Still, how easily we are overwhelmed by difficulties, and they are not only the great pains but also the ordinary frustrations we face every day. Even though we have seen His miracles of love, we must learn confidence again and again as we walk on the waters of life.

I can say many things about the meaning of suffering and about the fact that God knows all things and directs everything to the good, and yet, when it comes to my own trials I seem to lose sight of it all and start to flounder. My sufferings seem to be nothing else but humiliation; I feel like I am being crushed, or suffocated. And what is it after all—petty things! The voice of discouragement begins to creep in.

There is always the danger of discouragement. But God’s mercy is stronger, and I cry out to Him.

I am learning to trust Him because I have seen that He does not leave me alone. It is like that moment in Peter’s life when, after beginning to walk on the water, he panics and starts to sink. Jesus reaches out and grabs him.

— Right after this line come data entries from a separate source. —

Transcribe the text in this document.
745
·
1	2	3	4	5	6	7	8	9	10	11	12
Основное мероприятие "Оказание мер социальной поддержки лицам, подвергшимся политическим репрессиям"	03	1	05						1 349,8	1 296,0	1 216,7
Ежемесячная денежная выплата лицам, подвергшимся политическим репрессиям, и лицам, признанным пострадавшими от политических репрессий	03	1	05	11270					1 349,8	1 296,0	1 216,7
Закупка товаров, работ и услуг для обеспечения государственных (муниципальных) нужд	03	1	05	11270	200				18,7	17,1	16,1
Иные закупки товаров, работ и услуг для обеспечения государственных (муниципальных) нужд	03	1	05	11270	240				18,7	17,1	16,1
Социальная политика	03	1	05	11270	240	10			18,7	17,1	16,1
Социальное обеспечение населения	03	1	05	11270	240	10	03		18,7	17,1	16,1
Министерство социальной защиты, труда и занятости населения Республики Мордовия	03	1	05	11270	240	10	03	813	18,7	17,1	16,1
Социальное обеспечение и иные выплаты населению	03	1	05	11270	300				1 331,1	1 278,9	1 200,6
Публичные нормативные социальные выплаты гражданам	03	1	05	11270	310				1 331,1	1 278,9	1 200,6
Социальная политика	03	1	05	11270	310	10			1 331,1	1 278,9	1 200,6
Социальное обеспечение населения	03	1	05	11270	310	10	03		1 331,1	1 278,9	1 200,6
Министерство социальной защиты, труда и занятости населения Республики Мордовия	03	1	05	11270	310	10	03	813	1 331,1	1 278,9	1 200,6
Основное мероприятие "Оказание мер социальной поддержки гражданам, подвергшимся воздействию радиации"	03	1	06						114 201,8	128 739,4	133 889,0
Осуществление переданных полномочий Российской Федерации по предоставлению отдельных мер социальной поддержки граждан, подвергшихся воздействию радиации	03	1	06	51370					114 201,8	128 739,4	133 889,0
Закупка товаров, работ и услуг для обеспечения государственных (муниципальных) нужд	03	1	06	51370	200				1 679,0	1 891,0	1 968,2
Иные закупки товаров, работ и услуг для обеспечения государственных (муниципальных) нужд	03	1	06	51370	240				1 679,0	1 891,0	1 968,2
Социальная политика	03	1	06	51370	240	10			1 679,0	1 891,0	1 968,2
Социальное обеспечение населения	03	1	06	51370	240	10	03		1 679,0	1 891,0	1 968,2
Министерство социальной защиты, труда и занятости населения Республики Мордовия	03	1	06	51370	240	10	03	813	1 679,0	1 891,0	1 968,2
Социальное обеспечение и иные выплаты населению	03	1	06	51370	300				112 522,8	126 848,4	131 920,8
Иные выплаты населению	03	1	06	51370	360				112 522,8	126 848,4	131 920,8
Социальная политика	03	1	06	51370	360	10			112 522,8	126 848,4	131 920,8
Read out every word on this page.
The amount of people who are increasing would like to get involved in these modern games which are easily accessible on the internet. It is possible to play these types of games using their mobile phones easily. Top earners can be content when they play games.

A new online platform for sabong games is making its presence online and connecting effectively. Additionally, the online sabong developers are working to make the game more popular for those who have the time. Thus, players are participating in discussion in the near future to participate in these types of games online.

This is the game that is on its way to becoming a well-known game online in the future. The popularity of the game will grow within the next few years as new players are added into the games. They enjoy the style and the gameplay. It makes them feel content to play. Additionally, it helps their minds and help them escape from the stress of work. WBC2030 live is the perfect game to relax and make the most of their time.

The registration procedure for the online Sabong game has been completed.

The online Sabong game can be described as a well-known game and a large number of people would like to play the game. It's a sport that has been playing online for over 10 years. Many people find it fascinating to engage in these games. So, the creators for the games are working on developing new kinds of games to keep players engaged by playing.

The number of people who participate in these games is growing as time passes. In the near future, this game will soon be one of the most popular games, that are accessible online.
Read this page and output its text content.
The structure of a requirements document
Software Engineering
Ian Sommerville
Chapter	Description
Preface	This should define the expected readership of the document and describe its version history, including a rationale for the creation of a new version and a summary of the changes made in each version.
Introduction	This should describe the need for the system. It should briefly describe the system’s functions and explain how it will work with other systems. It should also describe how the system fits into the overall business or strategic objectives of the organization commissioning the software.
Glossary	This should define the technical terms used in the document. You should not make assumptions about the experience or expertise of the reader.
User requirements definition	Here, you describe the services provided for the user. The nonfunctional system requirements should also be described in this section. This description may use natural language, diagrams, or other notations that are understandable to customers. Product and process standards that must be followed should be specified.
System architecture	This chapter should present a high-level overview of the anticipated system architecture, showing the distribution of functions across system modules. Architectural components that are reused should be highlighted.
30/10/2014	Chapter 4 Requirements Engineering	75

When I am drowning, this is the one thing and the essential thing: let Him grab me.

Wednesday, July 2, 2014

The Silence of this Night

William Congdon, Crucifixion series
God is good, and we must turn to Him always with grateful hearts, even when things seem very dark, when we are afflicted, when we can't see the way forward or don't feel like we're getting anywhere, when we search and cry out to Him and we still can't grasp "why?" Jesus loves us with a patience and a tenderness that is attuned to all of our frailty.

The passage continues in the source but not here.